On the external front, the results were much more positive. The trade balance for the month of July was again reported to be in a large surplus, of over $1 billion, due to the sharper drop in imports than in exports. However the trade data do not reflect the real situation. Both exports and imports were down due to the lower number of working days since many factories, as well as the ports, were closed for long holidays. Because the number of working days for July 2014 was higher (with the holidays only at the end of the month), the year-over year comparison of the trade data performance was not valid. This will also be the case for the trade data of the coming month.

The trade surplus for the first semester 2015 led to a relatively small current account deficit, of $4.477 billion. While larger than the deficit of Q1, the deficit of Q2 was also based on the larger GDP data. The current account deficit remained at 1.8% of GDP. Therefore, the Indonesian economy was on healthier footing, with a smaller current account deficit. However, since the capital account was not as favorable as before, the overall balance of payments was in deficit of $2,925 billion. With that deficit, foreign exchange reserves fell to $108.03 Billion.

In the monetary sector, monthly inflation in July 2015 rose by 0.93% due to the upcoming Muslim holidays.

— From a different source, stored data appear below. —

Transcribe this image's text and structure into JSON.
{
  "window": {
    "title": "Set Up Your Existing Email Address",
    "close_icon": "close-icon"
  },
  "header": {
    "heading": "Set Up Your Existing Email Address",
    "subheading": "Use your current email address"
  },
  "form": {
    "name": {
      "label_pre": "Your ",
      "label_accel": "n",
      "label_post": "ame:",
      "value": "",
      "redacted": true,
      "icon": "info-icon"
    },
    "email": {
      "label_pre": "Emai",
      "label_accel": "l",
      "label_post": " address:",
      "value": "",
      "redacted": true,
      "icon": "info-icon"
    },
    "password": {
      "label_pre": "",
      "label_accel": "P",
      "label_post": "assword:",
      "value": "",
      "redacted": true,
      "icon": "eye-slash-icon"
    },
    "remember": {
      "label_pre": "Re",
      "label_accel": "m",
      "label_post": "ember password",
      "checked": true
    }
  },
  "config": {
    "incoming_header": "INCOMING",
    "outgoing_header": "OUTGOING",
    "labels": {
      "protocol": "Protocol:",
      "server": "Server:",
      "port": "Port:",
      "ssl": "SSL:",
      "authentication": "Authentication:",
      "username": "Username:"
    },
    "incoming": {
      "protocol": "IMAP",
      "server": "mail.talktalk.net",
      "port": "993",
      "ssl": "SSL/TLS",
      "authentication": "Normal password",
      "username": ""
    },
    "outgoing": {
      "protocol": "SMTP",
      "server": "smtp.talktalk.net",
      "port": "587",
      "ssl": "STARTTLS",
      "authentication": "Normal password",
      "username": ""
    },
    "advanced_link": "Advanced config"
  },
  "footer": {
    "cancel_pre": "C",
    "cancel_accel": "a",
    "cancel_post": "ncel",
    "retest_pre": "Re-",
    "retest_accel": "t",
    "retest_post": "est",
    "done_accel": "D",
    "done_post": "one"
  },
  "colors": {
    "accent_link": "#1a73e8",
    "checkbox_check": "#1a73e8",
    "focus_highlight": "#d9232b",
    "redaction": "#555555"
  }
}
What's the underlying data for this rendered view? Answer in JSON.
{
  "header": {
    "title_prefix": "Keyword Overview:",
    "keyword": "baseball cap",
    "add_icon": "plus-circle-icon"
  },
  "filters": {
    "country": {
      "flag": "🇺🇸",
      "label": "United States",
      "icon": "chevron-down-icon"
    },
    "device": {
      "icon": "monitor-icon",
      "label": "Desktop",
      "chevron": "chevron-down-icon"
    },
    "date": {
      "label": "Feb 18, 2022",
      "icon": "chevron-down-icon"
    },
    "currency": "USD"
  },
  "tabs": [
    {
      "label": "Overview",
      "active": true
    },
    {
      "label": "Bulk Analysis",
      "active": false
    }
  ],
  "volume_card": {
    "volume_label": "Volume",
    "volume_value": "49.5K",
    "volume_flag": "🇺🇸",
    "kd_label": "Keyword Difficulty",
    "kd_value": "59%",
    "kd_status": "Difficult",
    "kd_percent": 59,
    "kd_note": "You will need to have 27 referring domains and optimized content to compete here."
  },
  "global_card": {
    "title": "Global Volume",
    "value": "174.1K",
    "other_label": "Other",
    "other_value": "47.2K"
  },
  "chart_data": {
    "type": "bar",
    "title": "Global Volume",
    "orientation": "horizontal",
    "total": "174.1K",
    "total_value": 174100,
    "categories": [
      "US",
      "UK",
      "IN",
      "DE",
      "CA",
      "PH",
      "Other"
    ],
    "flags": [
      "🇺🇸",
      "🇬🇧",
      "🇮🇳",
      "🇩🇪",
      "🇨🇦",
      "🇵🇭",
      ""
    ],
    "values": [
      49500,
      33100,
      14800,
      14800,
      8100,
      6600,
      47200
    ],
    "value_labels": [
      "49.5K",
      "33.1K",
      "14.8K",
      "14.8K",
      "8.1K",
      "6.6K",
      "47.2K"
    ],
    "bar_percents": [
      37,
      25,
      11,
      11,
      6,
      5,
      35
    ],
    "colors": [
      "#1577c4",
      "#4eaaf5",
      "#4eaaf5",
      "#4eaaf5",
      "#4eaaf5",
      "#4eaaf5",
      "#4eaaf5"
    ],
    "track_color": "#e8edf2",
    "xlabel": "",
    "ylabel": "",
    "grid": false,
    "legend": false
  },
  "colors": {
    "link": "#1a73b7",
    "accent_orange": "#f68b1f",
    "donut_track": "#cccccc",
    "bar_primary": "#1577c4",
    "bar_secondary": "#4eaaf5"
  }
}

With that figure, year-over-year inflation reached 7.26%. Some portion of this inflation will phase out by the end of this year, so the Central Bank remained confident that yearly inflation in 2015 will be below 5%.

Faced with several challenges, the Indonesian Monetary Authorities finally decided to keep the benchmark rate constant at 7.50%. That is a wise decision, rather than creating unnecessary confusion for the market.